Черные сандалии дзори и сумочка к кимоно хранились в коробках в спальне. Ощущая нервную дрожь, Мисако отодвинула дверь, за которой они с мужем столько раз засыпали друг у друга в объятиях. Комната изменилась, она стала какая-то холодная, будто нежилая. Сразу вспомнилась спальня бабушки после ее смерти. Зеркало на туалетном столике завешено платком, головная щетка и бутылочки с духами исчезли. На картонной коробке в углу Мисако заметила свое имя. Все понятно, ее уже выселили. Для семьи Имаи она уже все равно что мертва.

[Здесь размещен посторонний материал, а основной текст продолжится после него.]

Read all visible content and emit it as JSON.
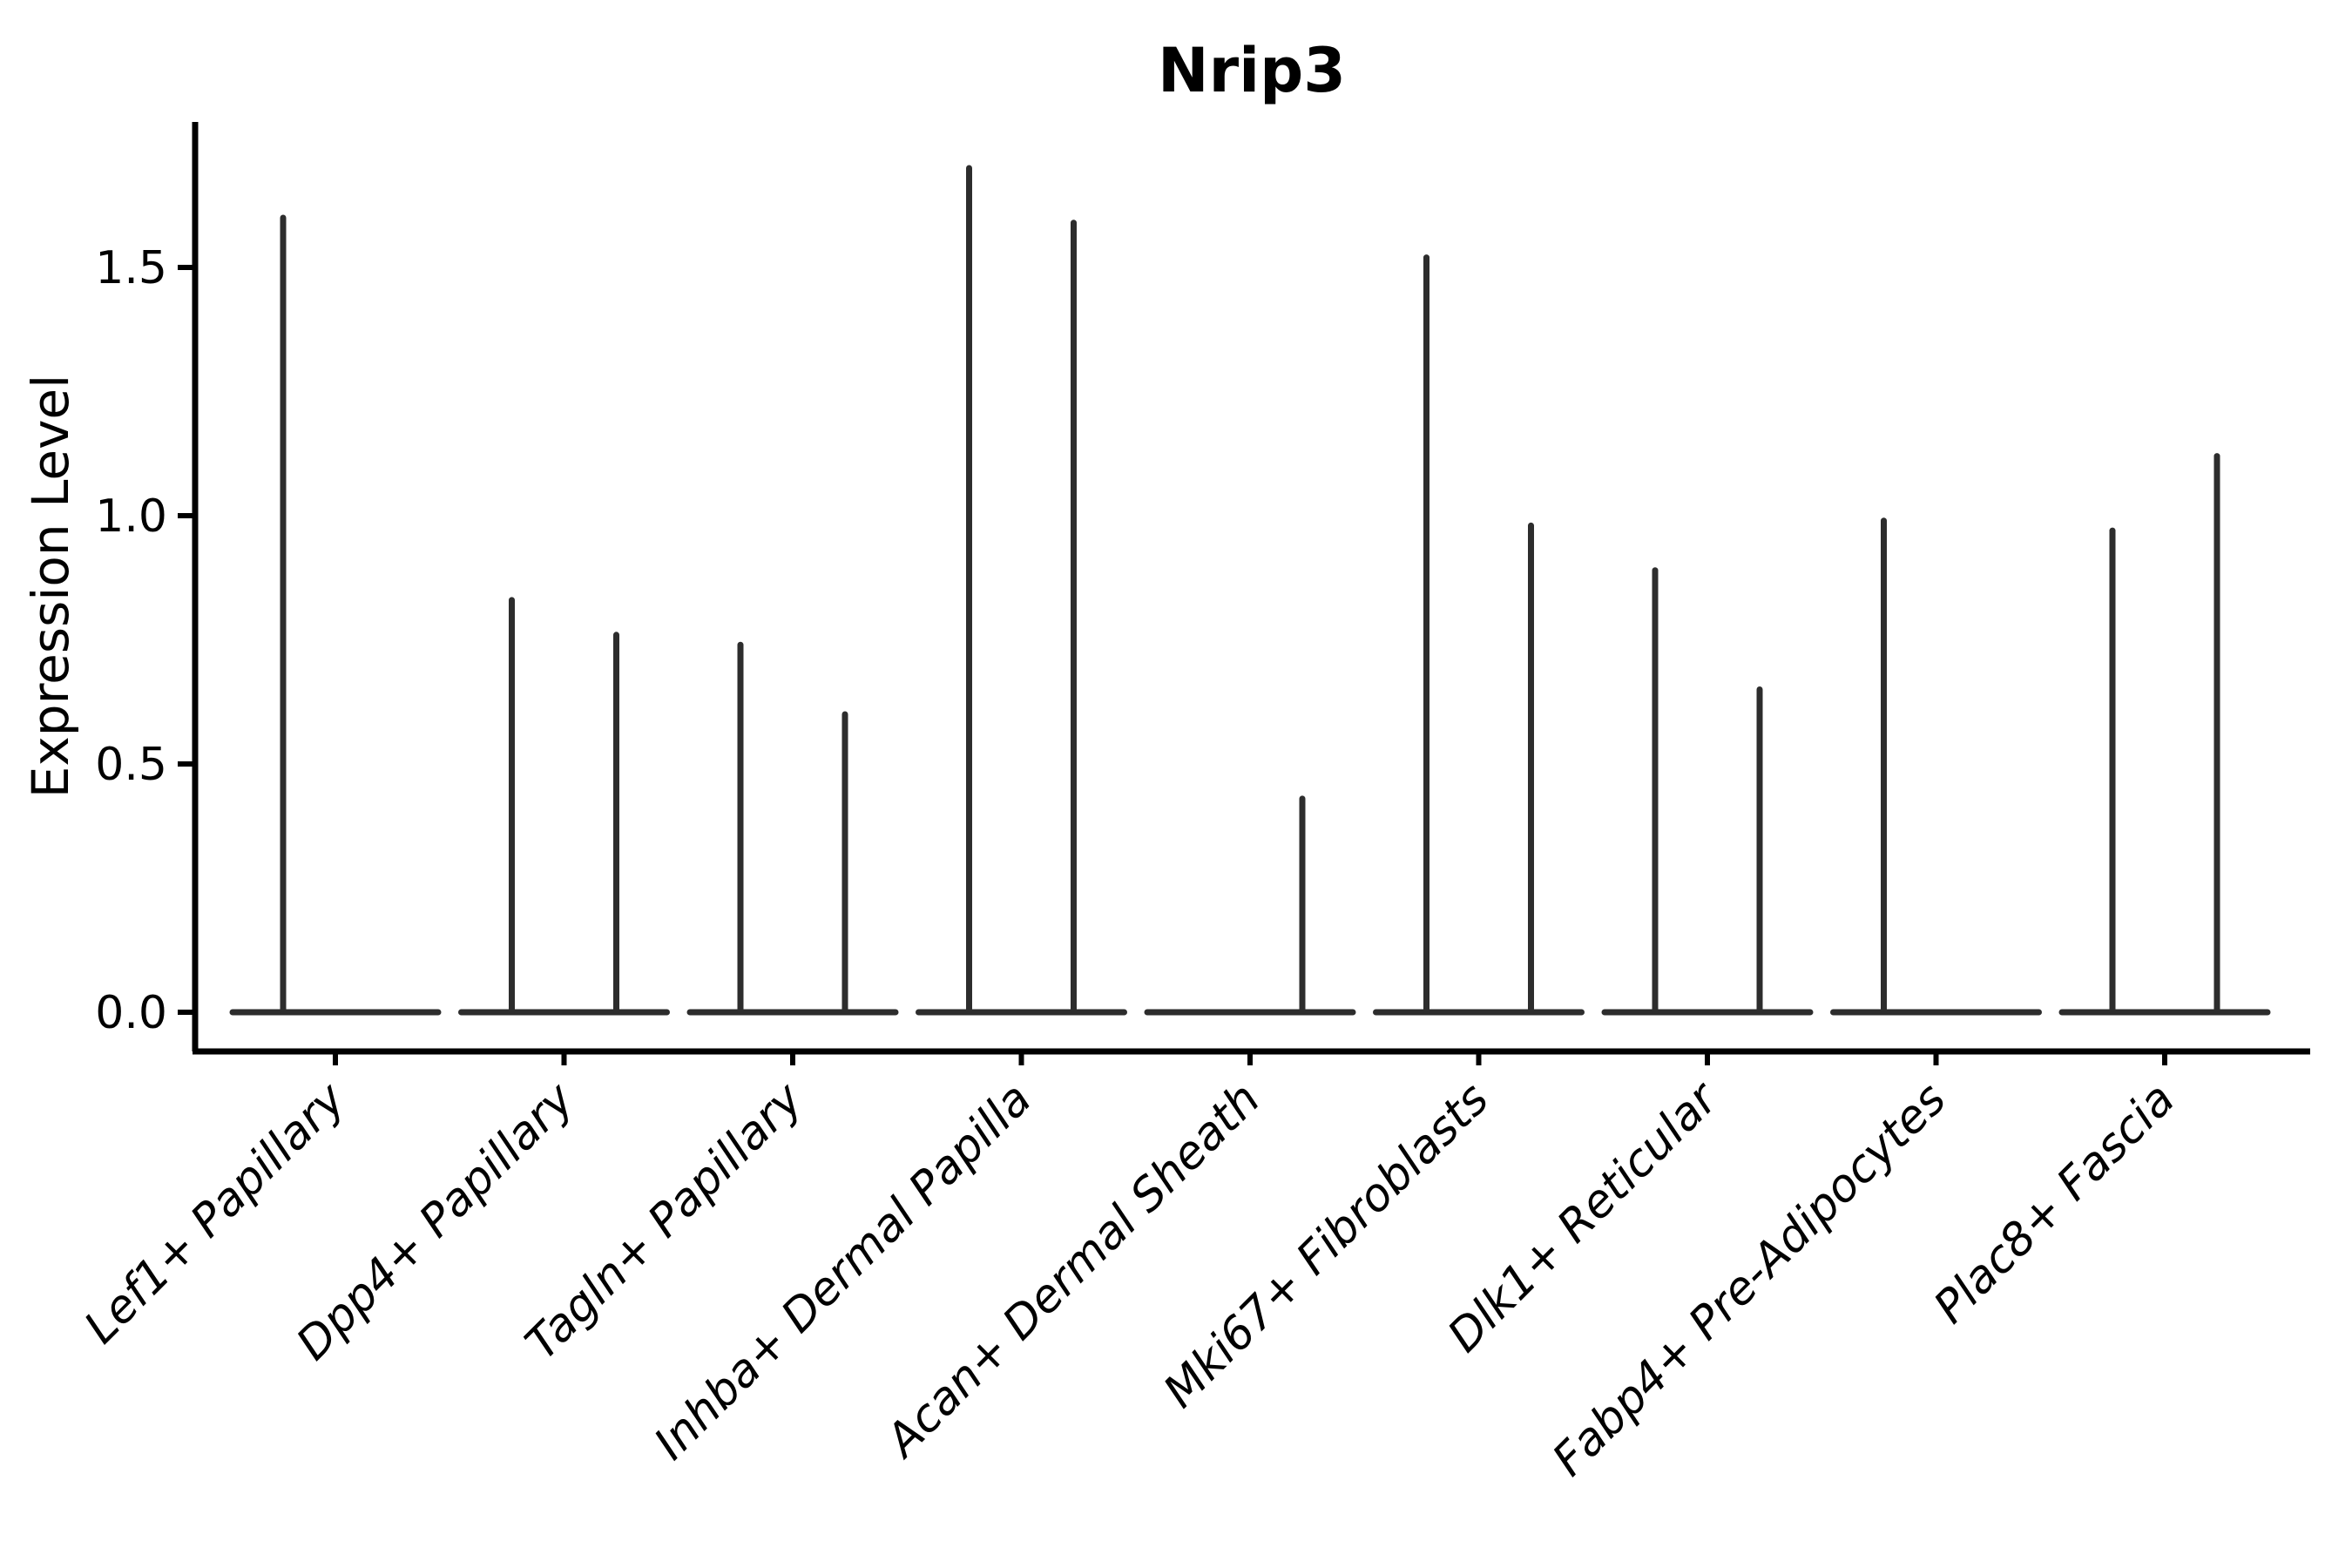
{
  "chart_data": {
    "type": "violin",
    "title": "Nrip3",
    "xlabel": "",
    "ylabel": "Expression Level",
    "yticks": [
      "0.0",
      "0.5",
      "1.0",
      "1.5"
    ],
    "ylim": [
      -0.08,
      1.87
    ],
    "grid": false,
    "legend": "none",
    "categories": [
      "Lef1+ Papillary",
      "Dpp4+ Papillary",
      "Tagln+ Papillary",
      "Inhba+ Dermal Papilla",
      "Acan+ Dermal Sheath",
      "Mki67+ Fibroblasts",
      "Dlk1+ Reticular",
      "Fabp4+ Pre-Adipocytes",
      "Plac8+ Fascia"
    ],
    "violin_style": "flat near-zero-density baseline at 0 with a thin vertical spike reaching the maximum expression value",
    "series": [
      {
        "name": "left-half-violin",
        "max_expression": [
          1.6,
          0.83,
          0.74,
          1.7,
          0,
          1.52,
          0.89,
          0.99,
          0.97
        ]
      },
      {
        "name": "right-half-violin",
        "max_expression": [
          0,
          0.76,
          0.6,
          1.59,
          0.43,
          0.98,
          0.65,
          0,
          1.12
        ]
      }
    ],
    "colors": {
      "background": "#ffffff",
      "axis": "#000000",
      "violin_stroke": "#2d2d2d",
      "text": "#000000"
    }
  }
}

Найдя нужные коробки, она обернула их шелковым фуросики, а кимоно, пояс оби, носки и белье завязала в узел, использовав кусок пестрой хлопчатобумажной ткани. Нести вещи в двух руках было неудобно. Осторожно спускаясь по узкой лестнице, Мисако вдруг заметила на нижней ступеньке невысокого мужчину, который тут же подскочил и ловко подхватил узлы.